[Ticket No. """"9672"""" by Jules Verne]@TWC D-Link book
Ticket No. """"9672""""

CHAPTER II
6/7

In Dal, the current coin is not the pound sterling, the sovereign of which the travelers' purse is soon emptied.

It is a silver coin, worth about five francs, and its subdivisions are the mark, equal in value to about a franc, and the skilling, which must not be confounded with the English shilling, as it is only equivalent to a French _sou_.
Nor will the tourist have any opportunity to use or abuse the pretentious bank-note in the Telemark.
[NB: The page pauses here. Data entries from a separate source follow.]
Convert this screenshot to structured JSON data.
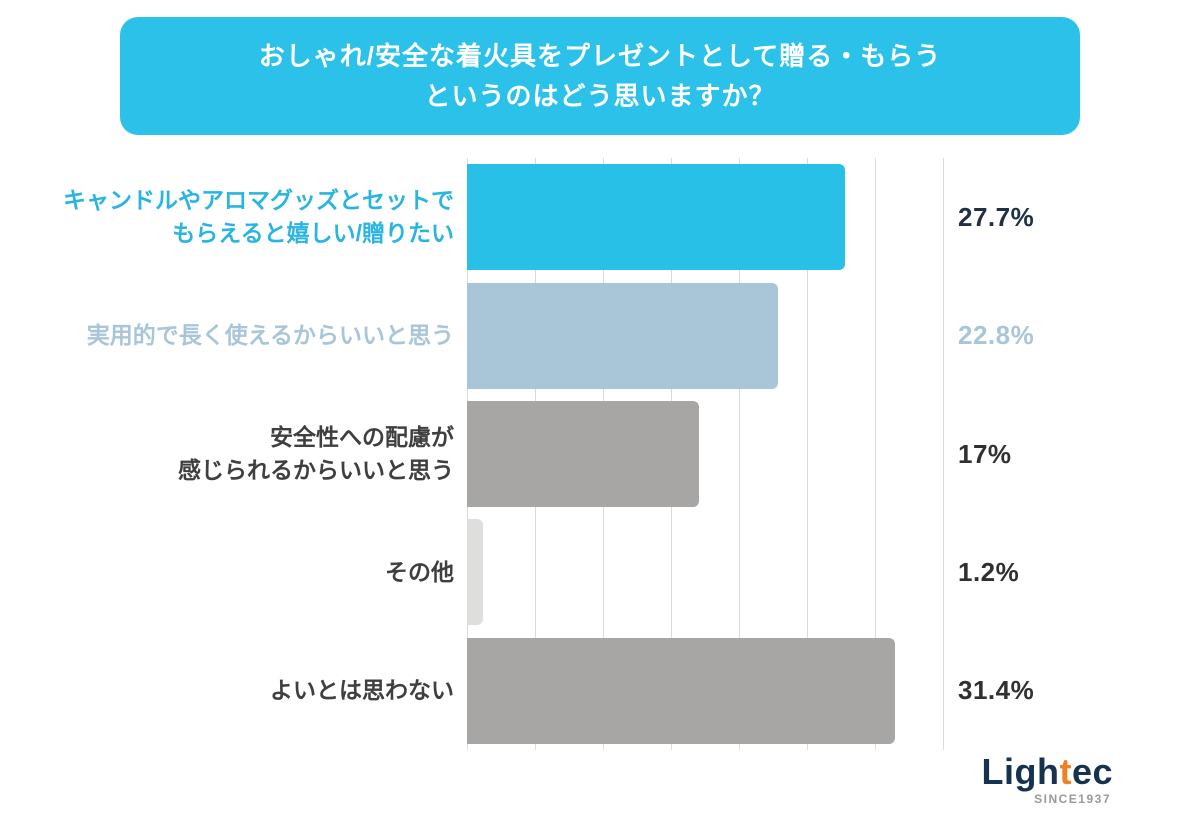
{
  "page": {
    "title_banner": "おしゃれ/安全な着火具をプレゼントとして贈る・もらう\nというのはどう思いますか？"
  },
  "theme": {
    "background": "#ffffff",
    "banner_bg": "#2bc1e9",
    "banner_text": "#ffffff",
    "grid_line": "#dadada"
  },
  "chart_data": {
    "type": "bar",
    "orientation": "horizontal",
    "title": "おしゃれ/安全な着火具をプレゼントとして贈る・もらうというのはどう思いますか？",
    "categories": [
      "キャンドルやアロマグッズとセットで\nもらえると嬉しい/贈りたい",
      "実用的で長く使えるからいいと思う",
      "安全性への配慮が\n感じられるからいいと思う",
      "その他",
      "よいとは思わない"
    ],
    "values": [
      27.7,
      22.8,
      17,
      1.2,
      31.4
    ],
    "value_labels": [
      "27.7%",
      "22.8%",
      "17%",
      "1.2%",
      "31.4%"
    ],
    "xlim": [
      0,
      35
    ],
    "axis_max": 35,
    "grid": true,
    "grid_interval": 5,
    "legend": "none",
    "bar_colors": [
      "#29c0e8",
      "#a9c6d9",
      "#a8a5a5",
      "#dededd",
      "#a8a5a5"
    ],
    "label_colors": [
      "#29b5e0",
      "#a9c6d9",
      "#3f3f3f",
      "#3f3f3f",
      "#3f3f3f"
    ],
    "value_colors": [
      "#1f3044",
      "#a9c6d9",
      "#303030",
      "#303030",
      "#303030"
    ]
  },
  "logo": {
    "part1": "Ligh",
    "part2": "t",
    "part3": "ec",
    "subtext": "SINCE1937",
    "color_main": "#16324f",
    "color_accent": "#ef8122"
  }
}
One-mark notes are white; five-mark notes are blue; ten-mark notes are yellow; fifty-mark notes, green; one hundred mark notes, red.

Two more, and we should have all the colors of the rainbow.
Besides--and this is a point of very considerable importance--the food one obtains at the Dal inn is excellent; a very unusual thing at houses of public entertainment in this locality, for the Telemark deserves only too well its surname of the Buttermilk Country.

At Tiness, Listhus, Tinoset, and many other places, no bread is to be had, or if there be, it is of such poor quality as to be uneatable.
One finds there only an oaten cake, known as _flat brod_, dry, black, and hard as pasteboard, or a coarse loaf composed of a mixture of birch-bark, lichens, and chopped straw.